In this work, a novel mid-infrared continuous wave laser, based on a fluoroindate fiber co-doped with holmium and neodymium, is designed to emit at ${\lambda }_s = \ 3.92\ \mu {\rm m}$ , when pumped at ${\lambda }_p = \ 808\ {\rm nm}$ . The laser is modeled considering a nine-level system, by taking into account experimental spectroscopical parameters. Since the energy transfer coefficients are unknown, they have been evaluated starting from the measured emission spectra of the bulk glass, reported in literature, and comparing their ratio with respect to the ratio between the simulated signal gain coefficients.
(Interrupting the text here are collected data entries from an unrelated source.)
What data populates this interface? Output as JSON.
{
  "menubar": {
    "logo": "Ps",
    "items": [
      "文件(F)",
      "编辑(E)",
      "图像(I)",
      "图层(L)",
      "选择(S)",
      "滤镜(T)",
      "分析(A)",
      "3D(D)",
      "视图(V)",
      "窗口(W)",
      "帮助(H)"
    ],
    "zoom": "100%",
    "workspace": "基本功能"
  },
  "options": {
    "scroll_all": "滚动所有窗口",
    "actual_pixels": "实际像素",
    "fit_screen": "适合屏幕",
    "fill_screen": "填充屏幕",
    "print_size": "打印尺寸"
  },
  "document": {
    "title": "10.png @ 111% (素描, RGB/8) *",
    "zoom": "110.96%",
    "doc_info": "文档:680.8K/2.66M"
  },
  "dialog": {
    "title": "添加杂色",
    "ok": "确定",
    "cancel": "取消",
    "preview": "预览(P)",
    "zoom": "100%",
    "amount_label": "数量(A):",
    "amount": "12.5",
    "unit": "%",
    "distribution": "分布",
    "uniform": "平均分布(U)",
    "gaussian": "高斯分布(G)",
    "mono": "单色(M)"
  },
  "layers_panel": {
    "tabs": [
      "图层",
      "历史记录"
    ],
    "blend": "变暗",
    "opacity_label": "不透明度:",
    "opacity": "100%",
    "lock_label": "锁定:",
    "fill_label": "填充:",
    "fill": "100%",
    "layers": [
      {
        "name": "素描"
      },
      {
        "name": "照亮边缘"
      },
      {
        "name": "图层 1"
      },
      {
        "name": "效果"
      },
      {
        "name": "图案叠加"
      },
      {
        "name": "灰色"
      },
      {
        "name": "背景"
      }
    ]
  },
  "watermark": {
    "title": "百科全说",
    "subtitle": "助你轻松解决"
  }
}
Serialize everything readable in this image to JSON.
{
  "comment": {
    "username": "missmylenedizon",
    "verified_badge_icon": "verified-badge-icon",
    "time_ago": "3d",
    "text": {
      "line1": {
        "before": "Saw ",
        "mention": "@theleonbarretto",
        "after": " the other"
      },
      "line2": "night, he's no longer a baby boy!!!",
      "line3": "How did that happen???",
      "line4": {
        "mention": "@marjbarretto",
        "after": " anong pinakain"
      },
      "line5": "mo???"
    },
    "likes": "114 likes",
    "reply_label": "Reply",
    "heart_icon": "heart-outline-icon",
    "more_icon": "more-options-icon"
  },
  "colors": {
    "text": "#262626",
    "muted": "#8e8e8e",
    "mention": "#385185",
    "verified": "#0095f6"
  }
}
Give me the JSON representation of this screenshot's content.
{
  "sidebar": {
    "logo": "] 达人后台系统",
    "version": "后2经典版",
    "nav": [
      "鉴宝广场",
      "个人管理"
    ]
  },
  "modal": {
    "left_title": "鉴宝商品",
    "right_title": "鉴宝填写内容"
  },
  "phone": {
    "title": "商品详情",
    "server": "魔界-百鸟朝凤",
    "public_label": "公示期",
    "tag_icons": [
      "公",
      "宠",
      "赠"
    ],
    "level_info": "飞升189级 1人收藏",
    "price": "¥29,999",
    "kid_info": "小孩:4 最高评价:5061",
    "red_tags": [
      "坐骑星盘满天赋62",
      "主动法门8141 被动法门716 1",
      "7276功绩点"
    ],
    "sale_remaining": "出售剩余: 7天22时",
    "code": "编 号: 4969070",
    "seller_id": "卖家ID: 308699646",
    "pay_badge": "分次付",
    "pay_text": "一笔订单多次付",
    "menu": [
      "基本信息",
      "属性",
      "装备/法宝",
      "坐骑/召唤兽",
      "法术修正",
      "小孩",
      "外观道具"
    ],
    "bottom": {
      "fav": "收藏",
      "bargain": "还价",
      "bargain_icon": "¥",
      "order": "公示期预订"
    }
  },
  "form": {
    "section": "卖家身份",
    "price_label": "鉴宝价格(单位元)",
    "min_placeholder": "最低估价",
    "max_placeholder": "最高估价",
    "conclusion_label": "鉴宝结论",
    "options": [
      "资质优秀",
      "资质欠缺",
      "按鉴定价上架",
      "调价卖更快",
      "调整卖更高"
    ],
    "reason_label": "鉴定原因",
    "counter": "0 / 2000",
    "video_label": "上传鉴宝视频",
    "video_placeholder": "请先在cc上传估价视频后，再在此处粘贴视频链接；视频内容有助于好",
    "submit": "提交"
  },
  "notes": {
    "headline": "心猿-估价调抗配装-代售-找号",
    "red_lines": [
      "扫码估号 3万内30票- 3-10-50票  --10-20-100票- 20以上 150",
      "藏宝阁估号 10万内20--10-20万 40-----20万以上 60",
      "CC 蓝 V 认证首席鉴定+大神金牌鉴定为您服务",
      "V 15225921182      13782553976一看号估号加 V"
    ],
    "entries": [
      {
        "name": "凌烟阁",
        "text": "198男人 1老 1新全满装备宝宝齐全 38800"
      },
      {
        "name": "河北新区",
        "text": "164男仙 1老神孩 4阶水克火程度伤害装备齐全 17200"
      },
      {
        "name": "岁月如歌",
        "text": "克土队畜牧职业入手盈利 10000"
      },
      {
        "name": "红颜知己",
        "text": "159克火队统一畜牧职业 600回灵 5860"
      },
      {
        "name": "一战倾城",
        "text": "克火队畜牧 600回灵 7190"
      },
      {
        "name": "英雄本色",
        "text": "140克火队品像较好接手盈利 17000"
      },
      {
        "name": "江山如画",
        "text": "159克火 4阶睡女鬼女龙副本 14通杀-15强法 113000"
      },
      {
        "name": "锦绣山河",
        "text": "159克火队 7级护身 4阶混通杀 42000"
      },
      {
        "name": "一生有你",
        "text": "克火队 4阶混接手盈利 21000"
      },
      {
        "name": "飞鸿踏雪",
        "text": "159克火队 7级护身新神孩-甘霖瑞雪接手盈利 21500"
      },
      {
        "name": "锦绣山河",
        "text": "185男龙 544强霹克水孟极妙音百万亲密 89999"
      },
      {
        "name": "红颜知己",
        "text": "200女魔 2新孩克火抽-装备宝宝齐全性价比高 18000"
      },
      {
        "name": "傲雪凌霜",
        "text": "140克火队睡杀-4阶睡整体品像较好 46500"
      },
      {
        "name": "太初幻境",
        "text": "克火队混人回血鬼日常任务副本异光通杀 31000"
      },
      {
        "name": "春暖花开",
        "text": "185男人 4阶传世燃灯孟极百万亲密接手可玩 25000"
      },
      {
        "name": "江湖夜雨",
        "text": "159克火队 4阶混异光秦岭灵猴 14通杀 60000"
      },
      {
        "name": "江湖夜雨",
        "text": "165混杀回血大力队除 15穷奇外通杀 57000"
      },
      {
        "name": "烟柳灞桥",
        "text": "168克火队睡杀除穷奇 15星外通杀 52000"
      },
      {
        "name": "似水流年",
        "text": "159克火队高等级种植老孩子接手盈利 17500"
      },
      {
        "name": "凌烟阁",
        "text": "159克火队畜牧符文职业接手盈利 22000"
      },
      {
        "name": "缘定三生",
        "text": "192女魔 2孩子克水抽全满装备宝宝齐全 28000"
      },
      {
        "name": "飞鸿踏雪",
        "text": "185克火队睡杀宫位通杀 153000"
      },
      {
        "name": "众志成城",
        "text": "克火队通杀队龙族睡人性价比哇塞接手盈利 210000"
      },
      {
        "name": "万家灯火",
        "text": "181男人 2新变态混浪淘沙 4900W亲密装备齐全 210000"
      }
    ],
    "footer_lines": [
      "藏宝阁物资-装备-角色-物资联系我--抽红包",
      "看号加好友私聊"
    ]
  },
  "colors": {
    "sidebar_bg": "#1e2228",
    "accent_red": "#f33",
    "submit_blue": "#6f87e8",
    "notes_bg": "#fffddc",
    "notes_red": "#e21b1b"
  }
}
The designed laser promises higher slope efficiency and power threshold lower than those obtainable with a holmium-heavily-doped fiber, having same fiber section geometry, same refractive indices and pumped at ${\lambda }_p = \ 888\ {\rm nm}$ . Slope efficiency $\eta \ = \ 16.67{\boldsymbol{\% }}$ and input power threshold ${P}_{th} = \ 0.2\ W$ are obtained for the fiber length ${L}_{fiber} = \ 0.4\ {\rm m}$ , dopants concentrations ${N}_{Ho} = \ 8 \times {10}^{26}\ {\rm ions}/{\rm m}^3$ and ${N}_{Nd} = \ 1 \times {10}^{26}\ {\rm ions}/{\rm m}^3$ , and output mirror reflectivity ${R}_{\rm out} = \ 60{\boldsymbol{\% }}$ . This result encourages the fabrication of a continuous wave laser based on a Ho:Nd-codoped fluoroindate fiber.